The four men heard him say: “It can’t be done under four hours. . . .” Pause. “Yes, just like them, isn’t it? . . . Le Rutoire Farm. . . . All right. . . . You might send those orders along, will you? . . . And I’m one gun short.” Then he put the receiver back on the shelf; turned round; and remarked with a peculiar smile: “Well, gentlemen, we’re for it this time!”
§ 2
Peter Jameson was not a man who gave either friendship or admiration lightly. His feelings for Colonel Stark had hitherto been tolerant rather than friendly, critical rather than admiring. The little red man had stood to his Adjutant for a type: the “Regular soldier”—a person of limited outlook, good at his job (and why not, after twenty years of it?), irascible, rather inclined to bother himself over-much with detail, taking the simple business of commanding an Artillery Brigade as seriously as if it had been the management of a complicated commercial concern. . . .
But on the night of September the 25th, even that stickler for organization and efficiency, P.J., had to acknowledge himself the Weasel’s inferior.

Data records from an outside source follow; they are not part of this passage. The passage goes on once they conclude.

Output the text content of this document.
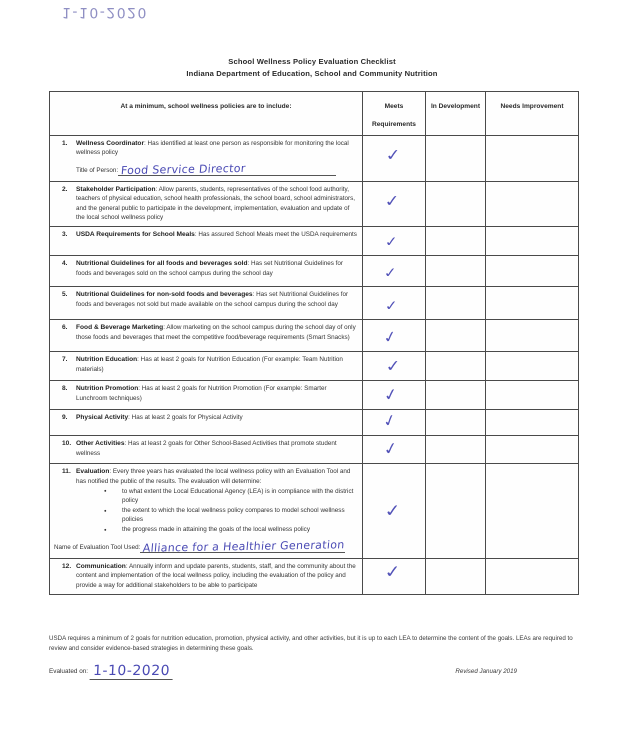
1-10-2020
School Wellness Policy Evaluation Checklist
Indiana Department of Education, School and Community Nutrition
At a minimum, school wellness policies are to include:	Meets Requirements	In Development	Needs Improvement

1. Wellness Coordinator: Has identified at least one person as responsible for monitoring the local wellness policy
Title of Person: Food Service Director	✓		

2. Stakeholder Participation: Allow parents, students, representatives of the school food authority, teachers of physical education, school health professionals, the school board, school administrators, and the general public to participate in the development, implementation, evaluation and update of the local school wellness policy	✓		

3. USDA Requirements for School Meals: Has assured School Meals meet the USDA requirements	✓		

4. Nutritional Guidelines for all foods and beverages sold: Has set Nutritional Guidelines for foods and beverages sold on the school campus during the school day	✓		

5. Nutritional Guidelines for non-sold foods and beverages: Has set Nutritional Guidelines for foods and beverages not sold but made available on the school campus during the school day	✓		

6. Food & Beverage Marketing: Allow marketing on the school campus during the school day of only those foods and beverages that meet the competitive food/beverage requirements (Smart Snacks)	✓		

7. Nutrition Education: Has at least 2 goals for Nutrition Education (For example: Team Nutrition materials)	✓		

8. Nutrition Promotion: Has at least 2 goals for Nutrition Promotion (For example: Smarter Lunchroom techniques)	✓		

9. Physical Activity: Has at least 2 goals for Physical Activity	✓		

10. Other Activities: Has at least 2 goals for Other School-Based Activities that promote student wellness	✓		

11. Evaluation: Every three years has evaluated the local wellness policy with an Evaluation Tool and has notified the public of the results. The evaluation will determine:
● to what extent the Local Educational Agency (LEA) is in compliance with the district policy
● the extent to which the local wellness policy compares to model school wellness policies
● the progress made in attaining the goals of the local wellness policy
Name of Evaluation Tool Used: Alliance for a Healthier Generation
	✓		

12. Communication: Annually inform and update parents, students, staff, and the community about the content and implementation of the local wellness policy, including the evaluation of the policy and provide a way for additional stakeholders to be able to participate	✓		
USDA requires a minimum of 2 goals for nutrition education, promotion, physical activity, and other activities, but it is up to each LEA to determine the content of the goals. LEAs are required to review and consider evidence-based strategies in determining these goals.
Evaluated on: 1-10-2020	Revised January 2019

The problem confronting the commander of the 4th Southdown Brigade comprised, briefly, the assembling of six hundred men, five hundred horses, and innumerable vehicles, scattered over at least seven miles of ground, the moving of them forward—provisioned, munitioned, and if possible without casualties—over unexplored country to the support of an infantry whose whereabouts had not been ascertained. And all this had to be accomplished through officers mostly ignorant of active service, by weary men, under incessant shell-fire and in pitch darkness. Moreover—as the only definite information consisted of “You will report yourself at once for orders to G.O.C. 2nd Southdown Infantry Brigade” at farm three miles away—arrangements to meet all contingencies had to be made instanter.